# Find the limit $\lim_{n\rightarrow\infty}\frac{(100n)!}{(99n)!(100n)^n}$

Find the limit $$\lim_{n\rightarrow\infty}\frac{(100n)!}{(99n)!(100n)^n}$$

How to prove that this limit is $$0$$? I've tried to find it's upper estimate that tends to zero, but did not find something better than with limit $$1$$.

• Have you tried the Stirling approximation?
– J.G.
Mar 24, 2019 at 19:34
• Why don't you specify the point in which we must calculate the limit? Mar 24, 2019 at 19:37
• Sorry, forgot to specify the point Mar 24, 2019 at 19:39

Note that:

$$\frac{100n!}{99n!(100n)^n} = \frac{(99n+1)(99n+2)\ldots (99n+n-1)(100n)}{(100n)^n} = \prod_{k=1}^{n} \frac{99n+k}{100n} \leq \Big(\frac{99n+n/2}{100n}\Big)^{n/2}$$ where the inequality at the end comes from using 1 as an upper estimate for the last $$n/2$$ terms and $$\Big(\frac{99n+n/2}{100n}\Big)$$ as an upper estimate for the first $$n/2$$ terms.
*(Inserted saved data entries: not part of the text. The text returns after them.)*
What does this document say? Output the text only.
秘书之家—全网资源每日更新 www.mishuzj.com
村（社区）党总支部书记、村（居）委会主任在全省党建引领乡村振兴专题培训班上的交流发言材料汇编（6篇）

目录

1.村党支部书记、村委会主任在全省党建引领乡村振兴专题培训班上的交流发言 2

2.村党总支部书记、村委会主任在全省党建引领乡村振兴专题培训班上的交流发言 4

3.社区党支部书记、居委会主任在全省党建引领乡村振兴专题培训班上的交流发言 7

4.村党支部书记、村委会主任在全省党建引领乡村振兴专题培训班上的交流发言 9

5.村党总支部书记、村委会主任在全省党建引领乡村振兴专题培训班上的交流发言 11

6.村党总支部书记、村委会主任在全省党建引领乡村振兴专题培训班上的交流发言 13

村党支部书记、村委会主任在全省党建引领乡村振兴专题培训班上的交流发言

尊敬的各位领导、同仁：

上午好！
By canceling the $$n$$'s inside this is just equal to $$(99.5/100)^{n/2}$$ which clearly goes to 0.

You could use Stirling approximation for $$x \to \infty$$:

$$x!\approx \sqrt{2\pi}\frac{x^{x+\frac{1}{2}}}{e^x}$$

So the limit becomes:

$$\lim_{x \to \infty} \frac{\sqrt{2\pi}\frac{(100x)^{100x+\frac{1}{2}}}{e^x}}{\sqrt{2\pi}\frac{(99x)^{100x+\frac{1}{2}}}{e^x}(100x)^x}=\lim_{x \to \infty} \frac{(100x)^{100x+\frac{1}{2}}}{(99x)^{100x+\frac{1}{2}}(100x)^x}=\lim_{x \to \infty} \frac{(100x)^{99x+\frac{1}{2}}}{(99x)^{100x+\frac{1}{2}}}=$$ $$=\frac{10}{\sqrt{99}}\lim_{x \to \infty} \frac{(100x)^{99x}}{(99x)^{100x}}=\frac{10}{\sqrt{99}}\lim_{x \to \infty} \frac{(\frac{100}{99})^{99x}}{(99x)^x}$$

For infinites hierarchy $$x^x>>a^x$$ :

$$\frac{10}{\sqrt{99}}\lim_{x \to \infty} \frac{(\frac{100}{99})^{99x}}{(99x)^x}=0$$

Let $$a_n=\frac{(100n)!}{(99n)!(100n)^n}$$ and evaluate the limit of the ratio \begin{align}\frac{a_{n+1}}{a_n}&=\frac{(100(n+1))!}{(99(n+1))!(100(n+1))^{n+1}}\cdot \frac{(99n)!(100n)^n}{(100n)!}\\ &=\frac{(100n+99)\cdots (100n+1)}{(99n+99)\cdots (99n+1)(1+\frac{1}{n})^n}\to \frac{(1+\frac{1}{99})^{99}}{e}<1.\end{align} Then apply the ratio test for sequences (see Proof attempt to the ratio test for sequences).